L’apport essentiel d’Euclide a été de démontrer qu’il ne pouvait pas exister plus de ces 5 solides, dont l’enveloppe est faite de polygones réguliers. Comme toujours avec les anciens Grecs, la démonstration ne se fait pas avec des tours de force de démonstrations mathématiques, mais simplement, pragmatiquement, en regardant, en observant, en déduisant et en construisant. Euclide a simplement observé ce qui se produisait au niveau du sommet d’un tel solide : trois faces ou plus réunies en un même point, trois faces ou plus formant un angle solide. Cela veut dire que la somme de ces trois angles réunis doit faire moins de 360°, pour que cela produise un "chapeau pointu".

Avec des triangles, on peu faire des sommets de 3, 4 ou 5 triangles : domme les angles d’un triangle équilatéral font 60°, 3 font 180°, 4 font 240° et 5 font 300°. Avec 6, on trouve 360°, ce qui donne une figure plate. Avec ces 3, 4 et 5 triangles, en répétant de proche en proche (à chaque angle des triangles, il y a un autre sommet), on obtient le tétraèdre, l’octaèdre et icosaèdre, solides ayant respectivement 4 faces, 8 faces et 20 faces.

Avec les carré, dont les 4 angles font chacun 90°, on peut faire un seul solide, le cube (trois faces par sommet). Avec 4 carrés, on tombe à nouveau sur une figure plate.

Avec le pentagone, le dodécaèdre composé de 12 faces pentagonales.

Kepler

En 1595, en pleine Renaissance, dans la petite école de Graz, en Autriche, où il enseignait, Kepler eut une de ces illuminations qui touchent parfois les grands découvreurs. Il eut l’intuition que les 5 solides réguliers (les solides "pythagoriciens") et les espaces entre les 6 planètes connues à cette époque (les planètes "coperniciennes") seraient en relation. Il eut l’intuition, 2000 ans après Platon, que ces solides réguliers étaient la clef de la compréhension de l’architecture de l’univers.
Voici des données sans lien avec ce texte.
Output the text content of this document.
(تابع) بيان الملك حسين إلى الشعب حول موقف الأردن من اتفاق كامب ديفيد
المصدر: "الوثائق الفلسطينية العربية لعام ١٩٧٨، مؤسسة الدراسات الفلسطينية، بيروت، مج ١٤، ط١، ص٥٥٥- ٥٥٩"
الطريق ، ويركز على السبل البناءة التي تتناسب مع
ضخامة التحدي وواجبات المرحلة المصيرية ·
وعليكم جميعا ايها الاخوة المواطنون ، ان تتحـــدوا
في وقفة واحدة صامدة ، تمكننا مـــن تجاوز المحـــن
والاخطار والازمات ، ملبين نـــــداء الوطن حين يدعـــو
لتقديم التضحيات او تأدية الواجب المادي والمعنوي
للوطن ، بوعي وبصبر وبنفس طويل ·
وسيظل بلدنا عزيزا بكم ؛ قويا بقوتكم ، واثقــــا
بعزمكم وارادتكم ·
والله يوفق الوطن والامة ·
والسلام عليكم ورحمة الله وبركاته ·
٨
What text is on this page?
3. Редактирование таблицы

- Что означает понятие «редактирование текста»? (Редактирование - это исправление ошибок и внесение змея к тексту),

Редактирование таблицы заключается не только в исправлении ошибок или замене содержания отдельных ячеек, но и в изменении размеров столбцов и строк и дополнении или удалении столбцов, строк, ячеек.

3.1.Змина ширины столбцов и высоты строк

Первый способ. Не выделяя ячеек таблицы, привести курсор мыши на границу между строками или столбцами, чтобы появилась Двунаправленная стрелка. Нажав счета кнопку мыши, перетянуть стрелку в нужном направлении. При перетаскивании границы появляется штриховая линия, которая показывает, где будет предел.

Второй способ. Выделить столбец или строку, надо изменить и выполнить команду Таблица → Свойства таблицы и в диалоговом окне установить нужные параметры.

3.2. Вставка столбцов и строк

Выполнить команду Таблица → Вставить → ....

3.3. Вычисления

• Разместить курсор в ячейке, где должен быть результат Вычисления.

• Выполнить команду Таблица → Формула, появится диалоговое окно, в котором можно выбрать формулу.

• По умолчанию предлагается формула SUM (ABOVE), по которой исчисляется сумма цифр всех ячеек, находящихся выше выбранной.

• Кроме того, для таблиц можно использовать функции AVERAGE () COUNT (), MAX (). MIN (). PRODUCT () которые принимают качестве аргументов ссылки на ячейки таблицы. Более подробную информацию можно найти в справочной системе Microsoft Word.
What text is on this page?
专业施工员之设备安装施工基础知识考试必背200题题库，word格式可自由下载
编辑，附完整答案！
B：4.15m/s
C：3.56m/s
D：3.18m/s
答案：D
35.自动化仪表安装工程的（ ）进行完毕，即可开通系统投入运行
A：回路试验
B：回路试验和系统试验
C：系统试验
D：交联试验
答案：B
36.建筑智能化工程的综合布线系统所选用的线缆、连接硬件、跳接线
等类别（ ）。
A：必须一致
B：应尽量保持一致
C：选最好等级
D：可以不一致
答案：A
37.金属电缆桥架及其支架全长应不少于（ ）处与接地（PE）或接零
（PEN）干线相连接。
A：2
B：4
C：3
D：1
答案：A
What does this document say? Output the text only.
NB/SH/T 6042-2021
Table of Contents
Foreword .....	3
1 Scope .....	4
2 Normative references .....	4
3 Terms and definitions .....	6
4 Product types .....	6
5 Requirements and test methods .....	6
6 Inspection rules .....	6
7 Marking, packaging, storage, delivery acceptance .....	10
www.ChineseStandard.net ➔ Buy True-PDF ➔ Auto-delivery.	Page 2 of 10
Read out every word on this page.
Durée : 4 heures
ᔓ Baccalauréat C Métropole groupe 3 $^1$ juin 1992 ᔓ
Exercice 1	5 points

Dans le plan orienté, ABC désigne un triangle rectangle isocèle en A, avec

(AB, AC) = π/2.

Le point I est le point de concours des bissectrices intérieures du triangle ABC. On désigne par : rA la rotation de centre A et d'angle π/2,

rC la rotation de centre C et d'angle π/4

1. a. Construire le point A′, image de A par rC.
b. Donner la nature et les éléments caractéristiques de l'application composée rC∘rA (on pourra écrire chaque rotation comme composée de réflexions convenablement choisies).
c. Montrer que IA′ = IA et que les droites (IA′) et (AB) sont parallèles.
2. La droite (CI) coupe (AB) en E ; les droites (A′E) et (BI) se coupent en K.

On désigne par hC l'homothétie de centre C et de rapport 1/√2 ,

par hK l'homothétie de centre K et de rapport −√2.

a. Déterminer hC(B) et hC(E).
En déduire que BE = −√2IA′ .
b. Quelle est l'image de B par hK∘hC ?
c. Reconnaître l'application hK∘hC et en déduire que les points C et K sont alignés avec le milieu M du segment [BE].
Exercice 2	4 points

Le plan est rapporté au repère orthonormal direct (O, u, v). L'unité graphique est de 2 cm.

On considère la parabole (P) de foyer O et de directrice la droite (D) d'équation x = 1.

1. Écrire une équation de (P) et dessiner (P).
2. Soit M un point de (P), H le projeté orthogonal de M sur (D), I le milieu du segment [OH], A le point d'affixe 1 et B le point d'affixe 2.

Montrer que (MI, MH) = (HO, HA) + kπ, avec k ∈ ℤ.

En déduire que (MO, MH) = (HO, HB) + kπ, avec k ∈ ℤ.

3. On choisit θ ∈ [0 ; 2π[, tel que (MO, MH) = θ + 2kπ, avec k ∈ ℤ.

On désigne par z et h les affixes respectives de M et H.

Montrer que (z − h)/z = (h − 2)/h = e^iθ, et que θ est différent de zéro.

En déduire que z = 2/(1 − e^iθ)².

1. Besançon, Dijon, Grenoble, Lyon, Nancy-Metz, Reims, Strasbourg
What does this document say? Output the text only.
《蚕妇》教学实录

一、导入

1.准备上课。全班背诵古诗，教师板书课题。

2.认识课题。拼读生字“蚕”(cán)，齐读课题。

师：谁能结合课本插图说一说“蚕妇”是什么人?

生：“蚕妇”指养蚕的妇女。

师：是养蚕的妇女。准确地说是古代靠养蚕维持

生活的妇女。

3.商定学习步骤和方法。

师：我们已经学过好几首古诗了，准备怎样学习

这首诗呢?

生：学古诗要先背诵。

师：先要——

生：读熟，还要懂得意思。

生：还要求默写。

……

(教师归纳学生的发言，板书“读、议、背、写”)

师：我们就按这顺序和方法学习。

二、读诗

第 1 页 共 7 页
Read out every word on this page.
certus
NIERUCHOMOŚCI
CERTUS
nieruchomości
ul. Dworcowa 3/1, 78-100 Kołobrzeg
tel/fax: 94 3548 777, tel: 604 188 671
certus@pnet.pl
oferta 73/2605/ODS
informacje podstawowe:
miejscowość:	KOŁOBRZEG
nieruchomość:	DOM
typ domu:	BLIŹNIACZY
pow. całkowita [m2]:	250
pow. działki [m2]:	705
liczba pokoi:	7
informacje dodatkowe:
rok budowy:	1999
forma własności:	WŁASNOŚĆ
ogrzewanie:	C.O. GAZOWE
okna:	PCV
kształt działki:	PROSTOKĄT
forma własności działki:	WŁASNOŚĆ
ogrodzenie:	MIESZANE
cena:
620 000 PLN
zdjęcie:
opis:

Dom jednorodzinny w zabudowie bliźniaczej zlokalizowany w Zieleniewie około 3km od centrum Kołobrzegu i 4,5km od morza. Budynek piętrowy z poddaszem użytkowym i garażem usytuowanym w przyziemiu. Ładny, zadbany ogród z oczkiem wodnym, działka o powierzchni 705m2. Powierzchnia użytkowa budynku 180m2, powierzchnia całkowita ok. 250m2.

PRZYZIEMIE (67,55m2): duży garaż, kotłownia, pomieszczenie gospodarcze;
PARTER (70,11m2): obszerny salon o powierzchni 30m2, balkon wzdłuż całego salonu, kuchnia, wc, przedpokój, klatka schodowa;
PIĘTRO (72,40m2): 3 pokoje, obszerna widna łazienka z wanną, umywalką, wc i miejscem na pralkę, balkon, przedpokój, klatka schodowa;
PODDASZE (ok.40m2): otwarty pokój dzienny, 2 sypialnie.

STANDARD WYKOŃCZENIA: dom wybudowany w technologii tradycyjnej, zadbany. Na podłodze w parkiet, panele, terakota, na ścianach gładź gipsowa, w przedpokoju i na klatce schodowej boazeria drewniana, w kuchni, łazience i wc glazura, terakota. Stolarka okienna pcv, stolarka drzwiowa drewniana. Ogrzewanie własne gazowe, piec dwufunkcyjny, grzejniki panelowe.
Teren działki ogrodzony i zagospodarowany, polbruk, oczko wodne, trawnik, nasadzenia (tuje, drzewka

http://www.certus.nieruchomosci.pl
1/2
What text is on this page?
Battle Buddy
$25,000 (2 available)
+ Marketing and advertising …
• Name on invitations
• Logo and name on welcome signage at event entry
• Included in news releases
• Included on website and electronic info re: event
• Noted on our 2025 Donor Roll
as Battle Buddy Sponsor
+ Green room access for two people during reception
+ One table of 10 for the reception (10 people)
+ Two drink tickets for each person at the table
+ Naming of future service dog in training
Ses hypothèses se révélèrent exactes et il put décrire les orbites de 5 des 6 planètes avec une erreur de seulement 5 %. Seul Jupiter semblait échapper à la règle, Jupiter qui était alors la plus éloignée des planètes connues. Il consigna ses découvertes dans son Mysterium cosmographicum, édité en 1596. Kepler avait 25 ans.

Aujourd’hui

Dans le dernier avatar des mathématiques, celles du début du 3e millénaire, dans ce que l’on appelle, sur notre globe terrestre et de manière bien imparfaite, "l’Occident", on nomme ces figures dans l’espace des "polyèdres réguliers convexes".

Parmi les solides, les polyèdres sont des "parties d’espace limitées par des surfaces planes " elles-mêmes constituées de polygones. Et ces polygones sont des figures planes, des "parties de plan" limitées par des segments de lignes droites. Un polyèdre a donc, en quelque sorte, des facettes, comme une pierre taillée.

Ils sont "réguliers" au sens que leurs facettes sont des polygones réguliers, des figures géométriques présentant certaines symétries, et les segments qui les limitent sont tous de même longueur (égaux). Les triangles équilatéraux, les carrés, les pentagones (réguliers)… sont des polygones réguliers.

Et convexe ? Il y aurait bien une définition "mathématique" de la convexité, complexe à souhait. Mais convexe, cela veut dire tout simplement que l’on peut poser le solide sur une table sur chacune de ses faces, il n’y a pas de sommet "en creux".